Tweede Kamer, vergaderjaar 1998–1999, 26 447, nr. 3
2
In veel van de uitgebrachte adviezen komt bijvoorbeeld naar voren dat het scheppen van een recht op termijngebonden of langdurig verlof, alsmede het financieren van een inkomensvoorziening gedurende dergelijk verlof worden gerekend tot de verantwoordelijkheid van de overheid. Sociale partners zijn verdeeld over de vraag of een wettelijke regeling van het recht op verlof gewenst is (werkgevers willen dit niet, werknemers wel), dan wel tot de verantwoordelijkheid van cao-partijen moet worden gerekend. Wat betreft de financiering stellen werknemers met uitzondering van de MHP een wettelijke collectieve voorziening voor, aangevuld met cao-afspraken en individuele regelingen. Werkgevers rekenen zowel het recht als de financiering tot het domein van sociale partners en zijn beducht voor de effecten van een wettelijke collectieve voorziening. Ten aanzien van enkele andere voorstellen (zoals bijvoorbeeld de pensioenvoorziening) wordt door sociale partners gewezen op het primaat van sociale partners bij de regeling van arbeidsvoorwaarden en de terughoudende rol die de overheid dient te spelen bij het realiseren van algemene doelstellingen van kabinetsbeleid binnen dit arbeidsvoorwaardelijk kader.

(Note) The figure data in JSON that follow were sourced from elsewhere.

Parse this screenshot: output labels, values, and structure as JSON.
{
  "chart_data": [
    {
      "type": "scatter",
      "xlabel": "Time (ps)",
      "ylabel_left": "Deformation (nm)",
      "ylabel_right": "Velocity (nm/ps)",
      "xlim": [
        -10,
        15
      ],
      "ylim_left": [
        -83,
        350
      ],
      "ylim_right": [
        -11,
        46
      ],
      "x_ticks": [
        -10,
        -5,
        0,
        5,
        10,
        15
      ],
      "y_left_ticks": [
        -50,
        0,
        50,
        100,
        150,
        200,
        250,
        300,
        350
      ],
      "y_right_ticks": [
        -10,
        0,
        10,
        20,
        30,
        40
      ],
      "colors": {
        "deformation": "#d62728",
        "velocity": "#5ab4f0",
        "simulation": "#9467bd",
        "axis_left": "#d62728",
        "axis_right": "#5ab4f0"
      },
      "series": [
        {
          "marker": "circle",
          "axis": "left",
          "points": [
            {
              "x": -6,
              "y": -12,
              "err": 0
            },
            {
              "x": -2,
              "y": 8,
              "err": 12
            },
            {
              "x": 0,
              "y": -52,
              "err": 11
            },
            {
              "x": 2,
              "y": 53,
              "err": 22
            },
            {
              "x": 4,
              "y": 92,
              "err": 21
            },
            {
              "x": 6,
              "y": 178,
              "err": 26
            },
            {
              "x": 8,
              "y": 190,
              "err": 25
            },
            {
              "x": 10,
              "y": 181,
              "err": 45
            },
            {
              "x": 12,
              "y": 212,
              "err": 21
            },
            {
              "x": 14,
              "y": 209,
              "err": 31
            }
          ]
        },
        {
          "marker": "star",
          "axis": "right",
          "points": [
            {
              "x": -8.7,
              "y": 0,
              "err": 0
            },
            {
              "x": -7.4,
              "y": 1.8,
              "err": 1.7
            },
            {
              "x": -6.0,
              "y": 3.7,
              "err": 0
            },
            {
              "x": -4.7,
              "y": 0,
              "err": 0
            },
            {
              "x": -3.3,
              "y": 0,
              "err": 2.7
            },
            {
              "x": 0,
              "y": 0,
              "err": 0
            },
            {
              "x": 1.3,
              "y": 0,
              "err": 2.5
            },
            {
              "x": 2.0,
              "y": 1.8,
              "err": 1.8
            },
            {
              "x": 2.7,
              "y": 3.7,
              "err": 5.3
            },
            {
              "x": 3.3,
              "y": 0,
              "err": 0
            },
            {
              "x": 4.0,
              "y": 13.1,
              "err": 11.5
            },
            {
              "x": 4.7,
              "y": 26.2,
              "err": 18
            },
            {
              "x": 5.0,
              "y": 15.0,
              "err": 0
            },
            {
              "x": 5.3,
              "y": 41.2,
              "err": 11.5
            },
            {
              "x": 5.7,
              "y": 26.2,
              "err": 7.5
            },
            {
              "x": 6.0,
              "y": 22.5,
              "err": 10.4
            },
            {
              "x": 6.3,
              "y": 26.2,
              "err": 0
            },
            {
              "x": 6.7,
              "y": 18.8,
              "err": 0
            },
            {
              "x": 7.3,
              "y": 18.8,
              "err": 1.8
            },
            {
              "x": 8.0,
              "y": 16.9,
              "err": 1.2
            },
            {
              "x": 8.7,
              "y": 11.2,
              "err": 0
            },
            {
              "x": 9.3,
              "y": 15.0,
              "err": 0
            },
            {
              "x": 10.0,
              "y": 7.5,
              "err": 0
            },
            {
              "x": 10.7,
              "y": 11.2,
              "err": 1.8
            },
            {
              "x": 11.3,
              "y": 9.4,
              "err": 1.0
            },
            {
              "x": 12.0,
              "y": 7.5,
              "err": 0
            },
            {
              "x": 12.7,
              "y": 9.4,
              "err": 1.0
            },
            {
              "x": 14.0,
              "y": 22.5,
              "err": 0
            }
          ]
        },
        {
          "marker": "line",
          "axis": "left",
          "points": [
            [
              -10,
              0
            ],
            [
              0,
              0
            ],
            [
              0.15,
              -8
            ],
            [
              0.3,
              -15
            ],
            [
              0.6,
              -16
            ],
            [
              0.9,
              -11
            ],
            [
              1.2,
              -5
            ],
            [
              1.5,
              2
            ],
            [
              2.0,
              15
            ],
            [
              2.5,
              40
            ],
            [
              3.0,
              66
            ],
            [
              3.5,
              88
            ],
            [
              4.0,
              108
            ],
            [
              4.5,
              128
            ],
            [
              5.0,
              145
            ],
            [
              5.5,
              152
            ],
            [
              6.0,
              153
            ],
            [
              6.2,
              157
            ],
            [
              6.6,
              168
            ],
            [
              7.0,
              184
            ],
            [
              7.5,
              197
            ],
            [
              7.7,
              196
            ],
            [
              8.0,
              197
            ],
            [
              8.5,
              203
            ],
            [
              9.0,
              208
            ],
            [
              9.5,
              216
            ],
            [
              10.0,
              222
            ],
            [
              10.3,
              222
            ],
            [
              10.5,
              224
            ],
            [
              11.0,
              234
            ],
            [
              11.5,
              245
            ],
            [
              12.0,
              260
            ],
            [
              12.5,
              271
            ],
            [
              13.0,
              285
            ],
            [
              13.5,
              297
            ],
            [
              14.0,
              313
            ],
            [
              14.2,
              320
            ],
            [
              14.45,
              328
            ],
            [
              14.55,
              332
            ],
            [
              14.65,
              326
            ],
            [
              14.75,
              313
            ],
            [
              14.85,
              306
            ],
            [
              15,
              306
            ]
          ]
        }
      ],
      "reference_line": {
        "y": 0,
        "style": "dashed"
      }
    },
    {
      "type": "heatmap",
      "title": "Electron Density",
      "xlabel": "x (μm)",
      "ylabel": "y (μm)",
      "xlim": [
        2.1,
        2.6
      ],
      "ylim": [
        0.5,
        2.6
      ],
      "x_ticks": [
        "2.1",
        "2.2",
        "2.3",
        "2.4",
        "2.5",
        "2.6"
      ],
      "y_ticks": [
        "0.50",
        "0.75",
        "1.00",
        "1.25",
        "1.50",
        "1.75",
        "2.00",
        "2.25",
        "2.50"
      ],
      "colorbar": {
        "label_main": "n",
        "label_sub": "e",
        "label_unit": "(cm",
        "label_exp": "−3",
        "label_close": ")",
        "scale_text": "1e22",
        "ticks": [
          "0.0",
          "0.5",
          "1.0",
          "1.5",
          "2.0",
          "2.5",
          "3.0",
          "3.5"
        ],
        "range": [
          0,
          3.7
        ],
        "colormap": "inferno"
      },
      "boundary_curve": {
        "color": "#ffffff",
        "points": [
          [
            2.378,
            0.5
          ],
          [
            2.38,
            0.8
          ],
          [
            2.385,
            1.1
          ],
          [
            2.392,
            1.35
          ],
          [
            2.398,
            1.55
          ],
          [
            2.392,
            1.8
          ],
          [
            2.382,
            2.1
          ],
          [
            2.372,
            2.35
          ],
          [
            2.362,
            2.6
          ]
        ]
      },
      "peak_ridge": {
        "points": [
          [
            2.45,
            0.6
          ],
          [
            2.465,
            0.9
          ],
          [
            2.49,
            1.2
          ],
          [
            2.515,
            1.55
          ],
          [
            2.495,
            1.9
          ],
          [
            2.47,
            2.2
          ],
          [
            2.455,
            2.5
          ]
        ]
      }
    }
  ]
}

De maatschappelijke en economische relevantie van zorg en de relatie met het zorgbeleid In veel van de uitgebrachte adviezen wordt aangegeven dat beleid gericht op het combineren van arbeid en zorg moet worden ontwikkeld vanuit een integrale visie op zowel arbeid als zorg. Vanuit dat gezichtspunt worden kanttekeningen geplaatst bij het aan de nota ten grondslag liggende uitgangspunt van behoud van en toeleiding naar betaalde arbeid, gepaard gaand met meer mogelijkheden tot het bieden van zorg. In veel adviezen wordt daarom bepleit om de zorgbehoefte zelf, en degenen die van die zorg afhankelijk zijn, centraler te stellen en een sterkere samenhang aan te brengen met het beleid in de zorgsector en demografische aspecten, nu en in de toekomst. Voorts wordt gewezen op het belang van het analyseren en kwantificeren van de zorgbehoefte (niet alleen voor kinderen). De in de nota geduide raakvlakken en voorgestelde beleidsmaatregelen die raken aan andere beleidsvelden (zoals bijvoorbeeld de kinderopvang en de voorstellen in het kader van de stimuleringsmaatregel dagindeling) gaan in deze zienswijze niet ver genoeg. Ook wordt veelvuldig gewezen op de noodzaak om bij de berekening van de kosten en baten van de voorstellen in de nota de effecten van de voorstellen op andere beleidsvelden (met name de zorg) te betrekken.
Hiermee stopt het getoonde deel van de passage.